Unlike conventional ICs, which perform predetermined tasks, FPGAs offer unique flexibility by enabling hardware to be reprogrammed to perform a wide variety of functions. This is achieved by configuring programmable logic blocks and interconnects via a hardware description language (HDL).

Can I run deep learning without GPU? ›

Your laptop is perfectly fine if you just start your learning process. Only if you are planning to work with a large number of images like us, or testing extremely complicated models, then you'll need a GPU to speed things up.

How many GPUs do I need for deep learning? ›

The number of GPUs required for deep learning training depends on the model's complexity, dataset size, and available resources. Starting with at least 4 GPUs can significantly accelerate training time. Deep learning training is when a model is built from start to finish.

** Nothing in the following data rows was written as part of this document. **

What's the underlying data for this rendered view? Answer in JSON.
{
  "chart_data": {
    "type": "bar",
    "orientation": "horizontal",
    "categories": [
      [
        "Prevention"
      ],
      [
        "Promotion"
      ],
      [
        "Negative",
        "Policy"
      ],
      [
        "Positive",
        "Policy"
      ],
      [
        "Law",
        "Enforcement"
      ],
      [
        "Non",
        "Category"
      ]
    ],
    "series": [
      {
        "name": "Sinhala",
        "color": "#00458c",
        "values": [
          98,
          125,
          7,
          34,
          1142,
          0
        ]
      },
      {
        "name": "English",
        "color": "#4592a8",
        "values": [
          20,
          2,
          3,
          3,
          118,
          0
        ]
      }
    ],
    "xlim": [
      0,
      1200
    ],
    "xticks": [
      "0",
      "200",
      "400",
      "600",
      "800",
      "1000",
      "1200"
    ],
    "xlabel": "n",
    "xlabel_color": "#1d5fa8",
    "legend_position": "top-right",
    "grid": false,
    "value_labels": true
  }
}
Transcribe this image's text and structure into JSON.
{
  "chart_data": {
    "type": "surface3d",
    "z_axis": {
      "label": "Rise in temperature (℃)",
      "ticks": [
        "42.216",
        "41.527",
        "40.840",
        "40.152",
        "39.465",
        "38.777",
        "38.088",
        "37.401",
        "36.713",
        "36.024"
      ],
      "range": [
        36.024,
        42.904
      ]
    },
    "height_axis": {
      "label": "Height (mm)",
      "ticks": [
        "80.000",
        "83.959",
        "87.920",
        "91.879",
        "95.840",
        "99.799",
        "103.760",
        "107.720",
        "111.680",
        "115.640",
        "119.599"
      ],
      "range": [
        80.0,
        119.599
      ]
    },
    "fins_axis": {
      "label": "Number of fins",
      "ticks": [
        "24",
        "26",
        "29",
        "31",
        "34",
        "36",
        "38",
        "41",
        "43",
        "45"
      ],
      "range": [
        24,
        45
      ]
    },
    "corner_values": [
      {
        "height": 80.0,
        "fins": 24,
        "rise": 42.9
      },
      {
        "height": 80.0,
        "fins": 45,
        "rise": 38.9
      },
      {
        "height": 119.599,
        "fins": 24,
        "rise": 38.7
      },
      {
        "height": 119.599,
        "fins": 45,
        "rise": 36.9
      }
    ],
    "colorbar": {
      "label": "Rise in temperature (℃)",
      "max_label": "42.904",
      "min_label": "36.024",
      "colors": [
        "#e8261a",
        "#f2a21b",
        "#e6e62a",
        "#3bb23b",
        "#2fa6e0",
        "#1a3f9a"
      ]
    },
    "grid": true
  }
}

Why GPU is faster for deep learning? ›

GPUs pack a much larger number of cores, ideal for computations that can be broken down into independent chunks. Think of a GPU as a team of sprinters — each incredibly fast over short distances, working together to complete a task much quicker than a single runner ever could.

Is FPGA good for AI? ›

While general-purpose GPUs cannot be reprogrammed, the FPGA's reconfigurability allows for specific application optimization, leading to reduced latency and power consumption. This key difference makes FPGAs particularly useful for real-time processing in AI applications and prototyping new projects.

Is FPGA more expensive than GPU? ›

GPUs: GPUs are cost-effective for the performance they offer. They are a common choice for AI applications, even though they may consume more power. FPGAs: FPGAs tend to be more expensive but are justified by their customization options and low power consumption.

Why FPGA is better than CPU? ›

FPGA and GPU processors can execute an AI algorithm much more quickly than a CPU. This means that an AI application or neural network will learn and react several times faster on a FPGA or GPU compared to a CPU. CPUs do offer some initial pricing advantages.

Why FPGA is better? ›

FPGAs are faster than microcontrollers and more flexible than Application Specific Integrated Circuits (ASICs). They can not only be used in place of software but also drastically outperform it. It's little wonder that these integrated circuits are a compelling option for anyone building an embedded device.

How much faster is an FPGA? ›

FPGA and GPU processors can execute an AI algorithm much more quickly than a CPU. This means that an AI application or neural network will learn and react several times faster on a FPGA or GPU compared to a CPU.

Do FPGA consume more power? ›

Higher Power Consumption: Due to their programmable architecture, FPGAs typically consume more power than ASICs. The additional power consumption is a result of the configurable logic blocks, interconnects, and other resources that enable the flexibility of FPGAs.